For the Catholic church, however, it is an uplifting, socially inclusive occasion.
"When the Pope celebrates Mass at the Velodrome, a place that brings together Marseille in all its diversity, it will be as if he were visiting every Marseillais,” Cardinal Jean-Marc Aveline, Archbishop of Marseille, told the official Vatican news service.
“He comes to Marseille to draw our attention to the Mediterranean, the challenges it has to face.”
For the Marseille tourist office, the visit is a “fantastic opportunity” for a city that personifies the spirit of vivre ensemble (different cultures in harmony).

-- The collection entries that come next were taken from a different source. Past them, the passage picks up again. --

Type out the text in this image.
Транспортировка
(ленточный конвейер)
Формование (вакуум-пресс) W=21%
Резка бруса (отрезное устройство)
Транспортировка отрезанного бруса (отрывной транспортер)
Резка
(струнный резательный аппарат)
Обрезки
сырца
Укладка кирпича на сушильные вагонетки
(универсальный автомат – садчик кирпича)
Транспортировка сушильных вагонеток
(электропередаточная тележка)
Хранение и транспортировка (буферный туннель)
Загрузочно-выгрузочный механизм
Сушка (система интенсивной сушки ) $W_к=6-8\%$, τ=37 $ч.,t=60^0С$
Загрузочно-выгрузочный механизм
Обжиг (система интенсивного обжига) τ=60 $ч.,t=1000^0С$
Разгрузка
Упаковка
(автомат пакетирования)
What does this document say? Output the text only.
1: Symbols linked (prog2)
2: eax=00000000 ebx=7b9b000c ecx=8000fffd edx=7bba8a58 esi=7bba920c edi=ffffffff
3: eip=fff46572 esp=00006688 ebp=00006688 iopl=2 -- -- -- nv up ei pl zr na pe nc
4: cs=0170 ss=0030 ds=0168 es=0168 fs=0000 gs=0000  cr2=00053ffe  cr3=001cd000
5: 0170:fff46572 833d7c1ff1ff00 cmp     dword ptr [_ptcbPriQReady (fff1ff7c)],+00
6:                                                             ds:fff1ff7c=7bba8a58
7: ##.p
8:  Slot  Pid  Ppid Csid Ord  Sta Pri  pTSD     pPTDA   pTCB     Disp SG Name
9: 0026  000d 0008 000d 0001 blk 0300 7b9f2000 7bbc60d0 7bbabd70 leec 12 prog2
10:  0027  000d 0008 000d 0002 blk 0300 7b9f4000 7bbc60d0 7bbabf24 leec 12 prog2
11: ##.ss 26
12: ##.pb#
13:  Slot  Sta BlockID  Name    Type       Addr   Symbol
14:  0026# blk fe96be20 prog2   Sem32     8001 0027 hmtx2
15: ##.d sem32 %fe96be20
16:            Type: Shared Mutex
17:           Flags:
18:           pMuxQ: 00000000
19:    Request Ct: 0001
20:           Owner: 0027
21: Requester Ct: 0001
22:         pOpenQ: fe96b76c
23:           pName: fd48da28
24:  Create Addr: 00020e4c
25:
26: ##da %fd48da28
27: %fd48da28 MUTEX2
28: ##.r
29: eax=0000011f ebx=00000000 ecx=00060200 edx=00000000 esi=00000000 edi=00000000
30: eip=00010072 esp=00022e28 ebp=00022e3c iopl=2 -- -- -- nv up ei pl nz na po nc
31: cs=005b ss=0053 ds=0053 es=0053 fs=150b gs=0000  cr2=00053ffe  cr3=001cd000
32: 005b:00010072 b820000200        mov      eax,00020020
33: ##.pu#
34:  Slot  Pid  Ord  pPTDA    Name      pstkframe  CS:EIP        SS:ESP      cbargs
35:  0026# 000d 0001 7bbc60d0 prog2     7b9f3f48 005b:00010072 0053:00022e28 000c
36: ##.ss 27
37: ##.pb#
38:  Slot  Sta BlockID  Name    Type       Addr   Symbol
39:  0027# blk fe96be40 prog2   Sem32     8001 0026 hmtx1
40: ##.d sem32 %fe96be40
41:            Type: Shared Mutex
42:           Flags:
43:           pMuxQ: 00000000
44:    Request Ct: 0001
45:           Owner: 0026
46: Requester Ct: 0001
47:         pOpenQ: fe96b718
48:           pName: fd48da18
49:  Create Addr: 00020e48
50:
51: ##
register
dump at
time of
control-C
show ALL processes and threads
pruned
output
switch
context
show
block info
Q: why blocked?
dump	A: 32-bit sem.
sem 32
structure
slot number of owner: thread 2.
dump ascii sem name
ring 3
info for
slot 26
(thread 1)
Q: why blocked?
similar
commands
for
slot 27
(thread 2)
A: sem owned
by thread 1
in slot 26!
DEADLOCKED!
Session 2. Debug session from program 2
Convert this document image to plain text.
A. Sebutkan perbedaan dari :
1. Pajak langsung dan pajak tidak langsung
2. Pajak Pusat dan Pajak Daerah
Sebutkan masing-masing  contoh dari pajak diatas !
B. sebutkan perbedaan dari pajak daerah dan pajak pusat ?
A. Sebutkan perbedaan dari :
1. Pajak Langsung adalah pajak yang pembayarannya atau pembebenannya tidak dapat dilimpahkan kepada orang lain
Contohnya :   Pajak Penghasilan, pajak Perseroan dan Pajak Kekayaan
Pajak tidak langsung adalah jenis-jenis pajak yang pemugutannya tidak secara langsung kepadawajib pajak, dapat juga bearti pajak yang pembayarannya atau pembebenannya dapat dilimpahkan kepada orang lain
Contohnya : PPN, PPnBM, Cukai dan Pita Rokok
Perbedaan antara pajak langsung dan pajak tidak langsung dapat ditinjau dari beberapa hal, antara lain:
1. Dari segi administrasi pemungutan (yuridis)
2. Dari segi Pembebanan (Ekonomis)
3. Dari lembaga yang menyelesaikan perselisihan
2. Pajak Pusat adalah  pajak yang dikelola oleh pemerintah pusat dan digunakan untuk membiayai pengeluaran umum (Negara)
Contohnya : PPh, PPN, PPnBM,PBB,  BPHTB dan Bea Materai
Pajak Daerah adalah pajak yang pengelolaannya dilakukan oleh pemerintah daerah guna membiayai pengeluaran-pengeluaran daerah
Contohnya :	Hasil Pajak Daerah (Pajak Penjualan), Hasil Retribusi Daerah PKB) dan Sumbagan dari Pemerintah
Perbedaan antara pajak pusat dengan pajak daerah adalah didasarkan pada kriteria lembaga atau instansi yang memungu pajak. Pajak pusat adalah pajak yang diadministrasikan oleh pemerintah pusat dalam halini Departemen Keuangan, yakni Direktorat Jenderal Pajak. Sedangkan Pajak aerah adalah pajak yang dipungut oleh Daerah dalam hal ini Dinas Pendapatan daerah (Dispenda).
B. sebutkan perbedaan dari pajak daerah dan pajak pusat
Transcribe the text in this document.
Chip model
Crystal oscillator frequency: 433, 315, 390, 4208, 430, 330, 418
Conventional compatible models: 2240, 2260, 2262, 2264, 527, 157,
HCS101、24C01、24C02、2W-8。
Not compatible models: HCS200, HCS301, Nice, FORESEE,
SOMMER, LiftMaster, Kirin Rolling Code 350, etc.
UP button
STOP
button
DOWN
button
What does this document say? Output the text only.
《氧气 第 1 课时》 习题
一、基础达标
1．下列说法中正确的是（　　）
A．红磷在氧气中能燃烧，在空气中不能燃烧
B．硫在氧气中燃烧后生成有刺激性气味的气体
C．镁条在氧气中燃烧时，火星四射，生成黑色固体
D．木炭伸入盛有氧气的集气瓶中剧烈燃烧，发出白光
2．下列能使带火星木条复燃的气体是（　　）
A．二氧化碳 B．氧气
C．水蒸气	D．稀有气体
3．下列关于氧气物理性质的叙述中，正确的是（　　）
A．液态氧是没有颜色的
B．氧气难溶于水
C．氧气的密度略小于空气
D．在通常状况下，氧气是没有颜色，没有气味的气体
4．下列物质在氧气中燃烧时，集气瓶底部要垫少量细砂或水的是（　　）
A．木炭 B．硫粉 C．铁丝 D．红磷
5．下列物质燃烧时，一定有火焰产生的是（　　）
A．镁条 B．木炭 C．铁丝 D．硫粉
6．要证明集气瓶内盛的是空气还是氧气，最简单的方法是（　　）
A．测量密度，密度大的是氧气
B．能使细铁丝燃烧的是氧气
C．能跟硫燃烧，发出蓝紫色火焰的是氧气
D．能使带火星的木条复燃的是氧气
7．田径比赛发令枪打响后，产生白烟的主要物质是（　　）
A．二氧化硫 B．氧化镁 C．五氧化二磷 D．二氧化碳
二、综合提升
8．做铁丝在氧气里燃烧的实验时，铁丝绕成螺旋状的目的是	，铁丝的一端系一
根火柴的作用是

To the archbishop, it is another step in a pilgrimage that began in Lampedusa and has taken Pope Francis to 43 countries, including South Sudan, the Democratic Republic of the Congo and Palestine.
It has been a punishing schedule for a man now 86.
In 2019, he visited Abu Dhabi where he jointly signed, with the Egyptian Grand Iman of Al Azhar, Dr Ahmed Al Tayeb, the Document on Human Fraternity for World Peace and Living Together.
There are political as well as religious dimensions to Pope Francis’s trip to a beautiful and vibrant city that is currently ill at ease with itself, a gesture Cardinal Aveline sees as a reminder that, faced with the drama and human misery of the Mediterranean, France “cannot just look away”.